The first thing viewers of Quarantine 2: Terminal will notice is how this is not a “found footage” movie, unlike its various forebearers. Pogue’s approach is clean and steady, and though his style never contains a moment of artistic flourish, the viewer always knows what’s going on—which is more than can be said about the other movies in this series. He does utilize a night vision goggle effect in the finale, mirroring the endings of both [Rec] and Quarantine, but thankfully the effect isn’t followed by one of those abrupt conclusions required by the “found footage” subgenre. Pogue’s script is just as plain and straightforward as his direction; however, he employs a laundry list of obvious horror movie elements for which the word “predictable” doesn’t even begin to describe.

Boarding a small, near-empty passenger plane, two flight attendants, Jenny (Mercedes Masohn) and Paula (Bre Blair), contend with a handful of passengers (also known as victims).

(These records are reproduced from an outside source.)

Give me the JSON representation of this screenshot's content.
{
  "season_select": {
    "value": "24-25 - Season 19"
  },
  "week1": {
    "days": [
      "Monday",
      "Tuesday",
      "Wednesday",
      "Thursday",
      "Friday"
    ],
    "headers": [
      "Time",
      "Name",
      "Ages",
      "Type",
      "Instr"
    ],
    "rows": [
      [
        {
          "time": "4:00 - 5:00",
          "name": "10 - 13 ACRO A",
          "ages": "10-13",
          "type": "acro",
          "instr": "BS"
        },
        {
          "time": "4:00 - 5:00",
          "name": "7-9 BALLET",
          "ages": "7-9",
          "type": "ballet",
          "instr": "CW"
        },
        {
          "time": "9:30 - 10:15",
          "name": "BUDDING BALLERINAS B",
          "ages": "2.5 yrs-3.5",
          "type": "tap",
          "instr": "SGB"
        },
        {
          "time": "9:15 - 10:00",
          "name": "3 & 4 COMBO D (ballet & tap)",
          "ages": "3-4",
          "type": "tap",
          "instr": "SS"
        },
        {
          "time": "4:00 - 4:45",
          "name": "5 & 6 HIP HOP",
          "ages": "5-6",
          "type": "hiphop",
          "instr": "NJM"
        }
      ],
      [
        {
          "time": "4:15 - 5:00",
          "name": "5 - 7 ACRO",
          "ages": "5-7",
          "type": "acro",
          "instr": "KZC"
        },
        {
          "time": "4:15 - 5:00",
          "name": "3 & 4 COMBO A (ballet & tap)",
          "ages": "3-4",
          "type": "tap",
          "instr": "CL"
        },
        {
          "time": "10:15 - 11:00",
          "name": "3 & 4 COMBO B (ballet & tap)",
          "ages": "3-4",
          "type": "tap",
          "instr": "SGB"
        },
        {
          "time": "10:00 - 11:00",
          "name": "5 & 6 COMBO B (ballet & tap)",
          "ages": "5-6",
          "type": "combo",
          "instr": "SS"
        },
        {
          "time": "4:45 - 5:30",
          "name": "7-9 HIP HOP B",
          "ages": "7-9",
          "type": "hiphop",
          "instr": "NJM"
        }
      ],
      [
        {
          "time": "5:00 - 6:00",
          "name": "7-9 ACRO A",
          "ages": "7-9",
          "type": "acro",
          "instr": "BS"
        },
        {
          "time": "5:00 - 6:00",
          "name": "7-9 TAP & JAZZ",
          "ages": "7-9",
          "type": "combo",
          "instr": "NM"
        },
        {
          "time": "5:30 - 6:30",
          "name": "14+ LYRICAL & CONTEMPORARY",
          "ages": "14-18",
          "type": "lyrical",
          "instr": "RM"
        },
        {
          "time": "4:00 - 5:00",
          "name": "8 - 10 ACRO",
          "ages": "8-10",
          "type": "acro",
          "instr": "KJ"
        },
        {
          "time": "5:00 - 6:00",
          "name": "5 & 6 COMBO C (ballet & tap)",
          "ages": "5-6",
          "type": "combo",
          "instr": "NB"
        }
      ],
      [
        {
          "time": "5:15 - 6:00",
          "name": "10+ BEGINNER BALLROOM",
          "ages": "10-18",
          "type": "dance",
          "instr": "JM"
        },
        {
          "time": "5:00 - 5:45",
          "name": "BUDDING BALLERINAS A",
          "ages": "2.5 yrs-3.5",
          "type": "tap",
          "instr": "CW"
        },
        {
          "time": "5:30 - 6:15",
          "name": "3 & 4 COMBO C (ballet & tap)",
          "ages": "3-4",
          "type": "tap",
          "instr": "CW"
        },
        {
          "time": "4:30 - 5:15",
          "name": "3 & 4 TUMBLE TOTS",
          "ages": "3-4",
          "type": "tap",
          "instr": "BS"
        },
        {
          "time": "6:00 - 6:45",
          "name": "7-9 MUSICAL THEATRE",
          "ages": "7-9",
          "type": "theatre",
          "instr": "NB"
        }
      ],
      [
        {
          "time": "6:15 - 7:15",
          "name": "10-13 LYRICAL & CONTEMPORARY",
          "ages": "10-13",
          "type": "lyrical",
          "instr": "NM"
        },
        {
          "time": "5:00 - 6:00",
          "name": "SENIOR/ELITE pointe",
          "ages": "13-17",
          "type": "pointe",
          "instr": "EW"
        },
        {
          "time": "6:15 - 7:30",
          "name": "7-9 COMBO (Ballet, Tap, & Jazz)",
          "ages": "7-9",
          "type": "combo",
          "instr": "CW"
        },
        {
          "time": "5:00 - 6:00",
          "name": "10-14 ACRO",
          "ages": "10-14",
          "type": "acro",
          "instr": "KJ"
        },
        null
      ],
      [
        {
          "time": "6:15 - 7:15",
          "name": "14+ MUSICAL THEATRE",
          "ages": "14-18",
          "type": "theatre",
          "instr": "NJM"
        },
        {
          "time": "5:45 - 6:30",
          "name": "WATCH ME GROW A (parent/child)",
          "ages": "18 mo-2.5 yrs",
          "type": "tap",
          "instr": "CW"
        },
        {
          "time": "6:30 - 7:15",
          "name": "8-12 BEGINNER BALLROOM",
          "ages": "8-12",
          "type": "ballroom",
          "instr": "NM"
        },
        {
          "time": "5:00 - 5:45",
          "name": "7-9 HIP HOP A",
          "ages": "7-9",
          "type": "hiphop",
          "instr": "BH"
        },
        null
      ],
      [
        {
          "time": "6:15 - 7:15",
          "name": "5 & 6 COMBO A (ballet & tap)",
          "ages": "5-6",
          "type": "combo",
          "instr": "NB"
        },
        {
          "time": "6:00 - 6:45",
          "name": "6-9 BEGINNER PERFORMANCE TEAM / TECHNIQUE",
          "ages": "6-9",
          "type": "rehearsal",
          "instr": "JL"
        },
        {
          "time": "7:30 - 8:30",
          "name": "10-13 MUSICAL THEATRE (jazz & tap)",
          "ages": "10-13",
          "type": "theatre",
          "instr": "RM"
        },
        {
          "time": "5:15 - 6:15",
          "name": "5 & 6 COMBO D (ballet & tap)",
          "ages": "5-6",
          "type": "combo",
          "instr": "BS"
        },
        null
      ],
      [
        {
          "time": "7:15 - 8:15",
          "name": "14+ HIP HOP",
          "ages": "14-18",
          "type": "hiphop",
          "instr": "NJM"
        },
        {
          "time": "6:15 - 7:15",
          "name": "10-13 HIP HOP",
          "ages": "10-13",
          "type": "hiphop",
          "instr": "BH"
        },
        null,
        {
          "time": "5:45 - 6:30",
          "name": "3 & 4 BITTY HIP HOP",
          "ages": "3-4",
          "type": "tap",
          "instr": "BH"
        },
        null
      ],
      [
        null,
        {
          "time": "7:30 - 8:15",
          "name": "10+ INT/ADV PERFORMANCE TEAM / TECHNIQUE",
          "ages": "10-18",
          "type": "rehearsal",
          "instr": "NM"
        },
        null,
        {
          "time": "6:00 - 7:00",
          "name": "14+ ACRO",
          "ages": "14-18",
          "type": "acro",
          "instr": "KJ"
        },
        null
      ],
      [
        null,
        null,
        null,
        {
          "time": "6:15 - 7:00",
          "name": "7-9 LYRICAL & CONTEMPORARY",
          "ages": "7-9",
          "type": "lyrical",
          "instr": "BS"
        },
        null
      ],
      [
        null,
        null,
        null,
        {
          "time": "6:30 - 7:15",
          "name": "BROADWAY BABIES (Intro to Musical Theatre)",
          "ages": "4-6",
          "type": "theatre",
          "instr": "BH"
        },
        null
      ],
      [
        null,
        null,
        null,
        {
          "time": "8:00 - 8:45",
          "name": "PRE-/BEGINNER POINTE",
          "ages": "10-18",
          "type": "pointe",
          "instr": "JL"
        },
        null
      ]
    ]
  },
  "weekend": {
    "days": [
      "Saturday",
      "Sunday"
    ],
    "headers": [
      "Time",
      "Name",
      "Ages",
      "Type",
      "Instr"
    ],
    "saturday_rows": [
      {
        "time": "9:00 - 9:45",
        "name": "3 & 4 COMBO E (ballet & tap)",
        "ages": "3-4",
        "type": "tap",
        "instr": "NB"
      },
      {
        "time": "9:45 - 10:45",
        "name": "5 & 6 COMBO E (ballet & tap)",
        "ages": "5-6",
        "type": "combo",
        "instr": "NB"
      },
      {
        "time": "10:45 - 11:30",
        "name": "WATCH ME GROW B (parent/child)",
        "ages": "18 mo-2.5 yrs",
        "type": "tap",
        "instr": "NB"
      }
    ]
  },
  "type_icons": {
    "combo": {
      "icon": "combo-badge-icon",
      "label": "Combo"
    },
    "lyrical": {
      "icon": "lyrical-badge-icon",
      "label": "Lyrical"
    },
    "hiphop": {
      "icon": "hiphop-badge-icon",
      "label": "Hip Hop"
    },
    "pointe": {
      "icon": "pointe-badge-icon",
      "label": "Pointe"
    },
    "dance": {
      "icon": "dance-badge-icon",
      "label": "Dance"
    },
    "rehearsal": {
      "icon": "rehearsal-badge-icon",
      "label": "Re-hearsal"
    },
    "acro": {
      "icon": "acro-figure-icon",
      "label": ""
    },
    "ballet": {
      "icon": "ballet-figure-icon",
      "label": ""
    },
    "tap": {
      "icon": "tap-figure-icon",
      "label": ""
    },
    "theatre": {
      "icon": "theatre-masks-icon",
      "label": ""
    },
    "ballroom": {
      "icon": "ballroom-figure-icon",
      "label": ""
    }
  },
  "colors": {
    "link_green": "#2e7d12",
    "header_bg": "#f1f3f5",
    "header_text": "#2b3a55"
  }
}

Pogue establishes that one or two passengers have the sniffles (might they be carrying a deadly virus?), while another too-good-to-be-true kindergarten teacher (Josh Cooke) arrives on board with a crate of “hamsters.” Of course, if someone receives a bite from a “hamster,” they become a super-rabies victim, and chaos spreads about the plane. When the plane is forced to land, a panicking Jenny struggles to gain control of her passengers, while the empty terminal where they’ve taken shelter is surrounded and placed on lockdown by authorities aware of the outbreak. Aside from a subplot where Jenny announces her need to overcome her dependence on her never-onscreen father, a pilot who tells her to “take the stick” of her life, the characters become quick meals for spidery, fast-moving, growling super-rabies victims, and never much more.

Never mind the absurdity behind Pogue’s decision to make his protagonist a stereotypical flight attendant (if you’re asking why that’s absurd, you’re probably a flight attendant). And just overlook the silly homonym subtitle Terminal, meaning both “fatal” and the setting (aren’t you clever, Mr. Pogue). Zombie genre fans who detach their brain for 86 minutes might find an entertaining movie here, certainly better than the last George A. Romero flick, Survival of the Dead. Still, Pogue should feel lucky his picture earned even those few moviehouse engagements because his production has a definite direct-to-video quality about it. Without question, it’s the worst from this bastardized franchise of remakes and sequels, but still worth a casual viewing for horror fans looking for a mindless diversion. And for a late-night home viewing, that’s just fine. Just don’t spend big screen prices and expect to feel good about it afterward.